S exhales shakily, staying close. "Will —" His voice catches on the still-present threat of tears; he quietly clears his throat and tries again. "If it's this bad again," he says, the words slow and carefully measured, "will you tell me?"
beklemmt: (declamando)

[personal profile] beklemmt 2020-12-20 05:36 am (UTC)(link)
It's a good question, one J doesn't have the answer for. He can say he will, but when it comes down to it, if he sinks so low there's no way back up, will he really? And he doesn't want to lie, not when S looks like this, and he doesn't want to tell the truth either.

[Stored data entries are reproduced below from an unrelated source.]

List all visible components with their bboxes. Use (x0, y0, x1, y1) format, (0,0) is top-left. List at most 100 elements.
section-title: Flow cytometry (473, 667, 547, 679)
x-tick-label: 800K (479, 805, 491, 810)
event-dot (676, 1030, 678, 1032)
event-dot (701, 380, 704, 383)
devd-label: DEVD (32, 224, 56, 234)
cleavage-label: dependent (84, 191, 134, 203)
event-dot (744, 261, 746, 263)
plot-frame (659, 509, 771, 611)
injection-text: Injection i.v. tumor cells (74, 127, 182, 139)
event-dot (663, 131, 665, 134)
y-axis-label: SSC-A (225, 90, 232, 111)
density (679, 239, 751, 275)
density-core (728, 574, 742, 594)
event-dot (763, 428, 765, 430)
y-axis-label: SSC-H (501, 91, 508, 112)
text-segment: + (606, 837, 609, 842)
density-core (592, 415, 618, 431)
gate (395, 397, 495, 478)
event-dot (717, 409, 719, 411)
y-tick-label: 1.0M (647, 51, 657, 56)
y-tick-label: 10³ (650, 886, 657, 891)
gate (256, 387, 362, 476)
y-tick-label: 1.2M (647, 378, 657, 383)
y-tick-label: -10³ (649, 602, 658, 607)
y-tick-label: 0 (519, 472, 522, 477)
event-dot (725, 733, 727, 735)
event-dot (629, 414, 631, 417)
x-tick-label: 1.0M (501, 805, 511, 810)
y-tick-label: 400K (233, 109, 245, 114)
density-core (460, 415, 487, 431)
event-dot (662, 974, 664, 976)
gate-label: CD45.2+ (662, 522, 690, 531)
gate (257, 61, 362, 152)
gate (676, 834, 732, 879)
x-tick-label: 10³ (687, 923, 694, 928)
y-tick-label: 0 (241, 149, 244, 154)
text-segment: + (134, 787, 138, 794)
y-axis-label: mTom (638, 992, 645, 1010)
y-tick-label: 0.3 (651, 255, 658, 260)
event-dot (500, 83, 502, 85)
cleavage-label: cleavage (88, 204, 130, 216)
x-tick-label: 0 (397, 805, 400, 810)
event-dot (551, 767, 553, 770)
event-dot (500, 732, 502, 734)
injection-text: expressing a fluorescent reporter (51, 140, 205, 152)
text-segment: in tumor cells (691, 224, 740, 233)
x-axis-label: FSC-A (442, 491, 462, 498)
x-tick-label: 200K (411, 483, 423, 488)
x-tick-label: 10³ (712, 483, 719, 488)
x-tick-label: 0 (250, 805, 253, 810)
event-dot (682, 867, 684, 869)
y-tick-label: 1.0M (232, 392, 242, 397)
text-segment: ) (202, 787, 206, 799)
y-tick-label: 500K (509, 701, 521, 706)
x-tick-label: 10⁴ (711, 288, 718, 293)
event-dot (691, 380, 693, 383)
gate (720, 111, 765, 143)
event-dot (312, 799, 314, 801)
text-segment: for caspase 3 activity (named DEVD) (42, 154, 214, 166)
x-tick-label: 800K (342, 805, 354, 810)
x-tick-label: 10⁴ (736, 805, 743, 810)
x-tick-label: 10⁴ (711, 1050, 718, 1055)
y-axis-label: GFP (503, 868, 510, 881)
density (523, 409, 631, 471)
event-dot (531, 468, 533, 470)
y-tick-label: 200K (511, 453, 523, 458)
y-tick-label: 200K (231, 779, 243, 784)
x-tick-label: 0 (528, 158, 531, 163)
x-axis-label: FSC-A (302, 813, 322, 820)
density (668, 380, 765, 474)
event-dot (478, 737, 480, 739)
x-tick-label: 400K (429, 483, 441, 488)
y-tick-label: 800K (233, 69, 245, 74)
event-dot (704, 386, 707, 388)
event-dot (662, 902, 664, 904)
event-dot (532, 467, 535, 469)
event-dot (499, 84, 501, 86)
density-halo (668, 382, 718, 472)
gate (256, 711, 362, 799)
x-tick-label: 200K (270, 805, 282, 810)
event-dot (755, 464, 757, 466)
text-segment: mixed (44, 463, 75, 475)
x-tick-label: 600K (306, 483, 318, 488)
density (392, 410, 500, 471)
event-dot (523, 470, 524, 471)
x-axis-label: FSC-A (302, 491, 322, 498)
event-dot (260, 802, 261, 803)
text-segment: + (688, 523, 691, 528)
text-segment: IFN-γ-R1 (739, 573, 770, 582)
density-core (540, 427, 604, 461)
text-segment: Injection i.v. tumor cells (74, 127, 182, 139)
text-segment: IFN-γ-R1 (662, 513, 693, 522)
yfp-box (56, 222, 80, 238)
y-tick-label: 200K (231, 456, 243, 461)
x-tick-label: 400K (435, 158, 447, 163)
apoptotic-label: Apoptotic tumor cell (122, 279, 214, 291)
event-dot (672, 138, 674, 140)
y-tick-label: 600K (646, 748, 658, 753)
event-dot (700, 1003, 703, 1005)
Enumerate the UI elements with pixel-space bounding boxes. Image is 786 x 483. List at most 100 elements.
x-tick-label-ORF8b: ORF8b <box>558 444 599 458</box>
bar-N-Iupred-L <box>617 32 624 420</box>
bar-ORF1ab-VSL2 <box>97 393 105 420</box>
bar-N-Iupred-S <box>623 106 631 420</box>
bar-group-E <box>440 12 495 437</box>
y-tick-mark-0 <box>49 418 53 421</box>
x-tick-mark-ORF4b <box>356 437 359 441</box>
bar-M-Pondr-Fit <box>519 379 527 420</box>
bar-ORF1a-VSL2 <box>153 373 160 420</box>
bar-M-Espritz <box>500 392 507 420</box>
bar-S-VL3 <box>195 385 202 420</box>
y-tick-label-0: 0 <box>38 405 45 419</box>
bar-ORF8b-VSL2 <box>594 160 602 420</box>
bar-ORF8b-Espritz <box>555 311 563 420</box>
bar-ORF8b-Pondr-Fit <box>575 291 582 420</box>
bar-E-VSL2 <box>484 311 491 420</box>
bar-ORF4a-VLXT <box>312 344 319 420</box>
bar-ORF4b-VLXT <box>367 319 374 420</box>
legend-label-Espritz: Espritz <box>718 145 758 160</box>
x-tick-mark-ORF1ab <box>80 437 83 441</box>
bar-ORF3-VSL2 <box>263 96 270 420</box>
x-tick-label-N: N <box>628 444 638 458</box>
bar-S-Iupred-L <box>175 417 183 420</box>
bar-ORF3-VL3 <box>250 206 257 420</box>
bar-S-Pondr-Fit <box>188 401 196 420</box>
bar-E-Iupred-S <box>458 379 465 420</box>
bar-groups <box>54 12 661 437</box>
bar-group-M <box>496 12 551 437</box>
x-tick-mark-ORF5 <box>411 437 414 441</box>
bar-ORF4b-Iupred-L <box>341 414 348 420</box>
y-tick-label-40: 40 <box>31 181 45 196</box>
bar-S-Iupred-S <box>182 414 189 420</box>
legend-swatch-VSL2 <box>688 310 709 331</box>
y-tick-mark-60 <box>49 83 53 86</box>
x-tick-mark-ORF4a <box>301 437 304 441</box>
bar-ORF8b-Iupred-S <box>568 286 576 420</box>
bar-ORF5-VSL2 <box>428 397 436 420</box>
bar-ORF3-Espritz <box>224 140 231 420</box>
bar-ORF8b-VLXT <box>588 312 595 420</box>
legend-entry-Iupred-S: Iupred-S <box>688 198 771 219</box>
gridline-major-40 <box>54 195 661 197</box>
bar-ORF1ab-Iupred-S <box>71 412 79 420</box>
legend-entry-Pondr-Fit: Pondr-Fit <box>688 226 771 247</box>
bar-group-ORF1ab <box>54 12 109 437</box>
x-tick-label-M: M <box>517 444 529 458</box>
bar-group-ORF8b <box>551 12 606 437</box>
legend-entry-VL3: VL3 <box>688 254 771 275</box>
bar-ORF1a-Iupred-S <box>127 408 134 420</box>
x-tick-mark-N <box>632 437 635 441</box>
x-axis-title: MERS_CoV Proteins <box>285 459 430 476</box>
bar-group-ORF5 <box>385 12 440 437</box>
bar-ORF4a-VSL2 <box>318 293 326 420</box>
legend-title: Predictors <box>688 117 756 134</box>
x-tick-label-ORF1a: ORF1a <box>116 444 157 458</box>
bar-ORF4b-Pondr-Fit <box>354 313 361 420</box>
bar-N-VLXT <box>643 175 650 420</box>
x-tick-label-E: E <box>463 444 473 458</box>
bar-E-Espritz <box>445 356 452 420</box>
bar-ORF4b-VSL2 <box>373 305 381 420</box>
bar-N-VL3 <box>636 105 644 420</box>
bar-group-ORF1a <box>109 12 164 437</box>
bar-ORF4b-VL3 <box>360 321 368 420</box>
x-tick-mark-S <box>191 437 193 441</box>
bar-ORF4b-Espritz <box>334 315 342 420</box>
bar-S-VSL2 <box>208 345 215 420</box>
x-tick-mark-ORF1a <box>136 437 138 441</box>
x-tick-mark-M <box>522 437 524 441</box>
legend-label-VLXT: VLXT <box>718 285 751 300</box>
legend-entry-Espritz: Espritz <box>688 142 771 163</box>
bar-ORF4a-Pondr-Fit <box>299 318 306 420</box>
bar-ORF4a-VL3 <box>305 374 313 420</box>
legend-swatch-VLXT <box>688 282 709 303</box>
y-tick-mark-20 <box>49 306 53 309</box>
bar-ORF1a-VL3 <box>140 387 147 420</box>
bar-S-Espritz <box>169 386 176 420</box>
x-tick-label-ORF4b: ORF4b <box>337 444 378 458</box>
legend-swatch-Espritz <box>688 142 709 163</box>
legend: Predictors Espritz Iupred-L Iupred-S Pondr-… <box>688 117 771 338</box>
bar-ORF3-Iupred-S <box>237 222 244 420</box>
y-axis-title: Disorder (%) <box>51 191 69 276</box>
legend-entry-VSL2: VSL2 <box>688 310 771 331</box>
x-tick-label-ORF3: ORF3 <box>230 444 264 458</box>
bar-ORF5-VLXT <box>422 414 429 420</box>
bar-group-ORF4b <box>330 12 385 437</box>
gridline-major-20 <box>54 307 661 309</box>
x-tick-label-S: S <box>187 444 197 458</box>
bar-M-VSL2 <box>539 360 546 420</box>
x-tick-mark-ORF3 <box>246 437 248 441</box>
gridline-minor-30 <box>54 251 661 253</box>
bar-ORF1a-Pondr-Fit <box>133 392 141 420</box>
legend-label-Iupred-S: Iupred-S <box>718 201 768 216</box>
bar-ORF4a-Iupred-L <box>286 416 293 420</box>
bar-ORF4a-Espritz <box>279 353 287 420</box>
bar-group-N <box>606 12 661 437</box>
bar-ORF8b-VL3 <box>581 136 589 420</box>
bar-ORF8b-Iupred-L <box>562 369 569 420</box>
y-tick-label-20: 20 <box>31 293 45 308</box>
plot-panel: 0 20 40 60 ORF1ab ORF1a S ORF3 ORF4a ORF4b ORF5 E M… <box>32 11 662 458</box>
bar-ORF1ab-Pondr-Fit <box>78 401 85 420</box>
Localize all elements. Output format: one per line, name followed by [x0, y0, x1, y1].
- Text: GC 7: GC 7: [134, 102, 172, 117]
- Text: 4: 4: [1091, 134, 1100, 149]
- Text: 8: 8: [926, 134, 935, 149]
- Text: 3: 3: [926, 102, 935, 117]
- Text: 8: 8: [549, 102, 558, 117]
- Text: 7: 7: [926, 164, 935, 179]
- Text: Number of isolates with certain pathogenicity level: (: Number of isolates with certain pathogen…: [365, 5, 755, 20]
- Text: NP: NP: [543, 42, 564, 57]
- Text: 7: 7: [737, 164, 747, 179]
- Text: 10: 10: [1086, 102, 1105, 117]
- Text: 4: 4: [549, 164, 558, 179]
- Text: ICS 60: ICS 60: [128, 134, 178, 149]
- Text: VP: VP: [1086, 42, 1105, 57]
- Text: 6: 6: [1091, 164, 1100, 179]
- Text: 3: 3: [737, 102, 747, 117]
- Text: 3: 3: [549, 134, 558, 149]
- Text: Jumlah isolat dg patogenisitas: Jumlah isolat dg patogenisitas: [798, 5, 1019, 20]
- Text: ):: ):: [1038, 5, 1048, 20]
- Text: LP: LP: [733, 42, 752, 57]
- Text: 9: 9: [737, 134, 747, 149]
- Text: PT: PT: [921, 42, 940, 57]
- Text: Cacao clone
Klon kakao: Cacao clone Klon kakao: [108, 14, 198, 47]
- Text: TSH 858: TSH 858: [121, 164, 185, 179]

"Maybe," he says at last. It's the most he can offer with any measure of certainty. "I don't know. I don't know how to say these things." Besides, if it's that bad, he's not sure he'll want to tell S at all. He won't want S trying to stop him when — if, he tells himself, if, if — he tries again. He frowns, lips pressing into a flat line, and steps closer, free hand moving to rest at S's hip. It's hard to see him like this, so heavy and sad. It's hardly the first time J has brought that pain into his countenance; he knows it won't be the last. He tries hard to think of that as meaning he has more reason to try, to avoid hurting him more. "How is anyone supposed to say that? What do I tell you? I'll try. I will."

In retrospect, he's not even sure how he did it. The agony of having nearly killed S, the horror of those he did kill, the crushing sense that all of it would have no meaning at all if he didn't finish the sonata, if he stayed alive — all of that, perhaps, pushed him even further into madness and desperation, and, at a certain point, the pain of the knife was less than that in his heart. Still, it occurs to him distantly, it's a pain they both know now, flesh carved by his hand. That only makes it worse in so many ways.
hismelody: (Default)

[personal profile] hismelody 2020-12-20 06:33 am (UTC)(link)
S feels at once conflicted, the answer not what he wants to hear but reassuring for seeming honest, all of him tense and yet comforted by J's hand against his hip. It's something, at least, and he would rather know where they stand, rather hear a maybe than an untrue yes meant only to placate him. J has already said he'll try, and that's more than S knows he could rightly ask of him. He'll just have to take this as it comes, be cautious and aware, and still that's better than being blindsided by things being worse than he could have known. So many times, he's replayed that one phone conversation in his head, trying to see if there were warning signs he missed, if anything should have given him an indication of how much J was already struggling. J wasn't right, he'd known that much, but S would never have guessed just how bad things were or how much worse they would get.

This time will be different, though. He'll be here, possibly able to help before things get to that point, making sure that, whatever J is facing, he won't be doing so alone. S can't guarantee now that that will make a difference — feels a little sick when he considers that fact, too, hopes desperately that it will — but being able to keep J here, alive, is worth any effort he can make.

"Anything," he says, a soft plea, his head bowing slightly. "Tell me anything. Whatever you can say, however you can say it. Just... so I know you're hurting."

He still feels shaken and sick with the sight of the scars on J's arm, but he swallows hard, breathing in deep, trying to focus instead on the closeness of J and the warmth of his hands. For now, he's here, and for now, they're alright, and isn't that already so much more than S ever thought he would get? Isn't that, at least, a good place to start?

He inhales again, willing himself to be steady and composed as he looks at J. "As long as you'll try."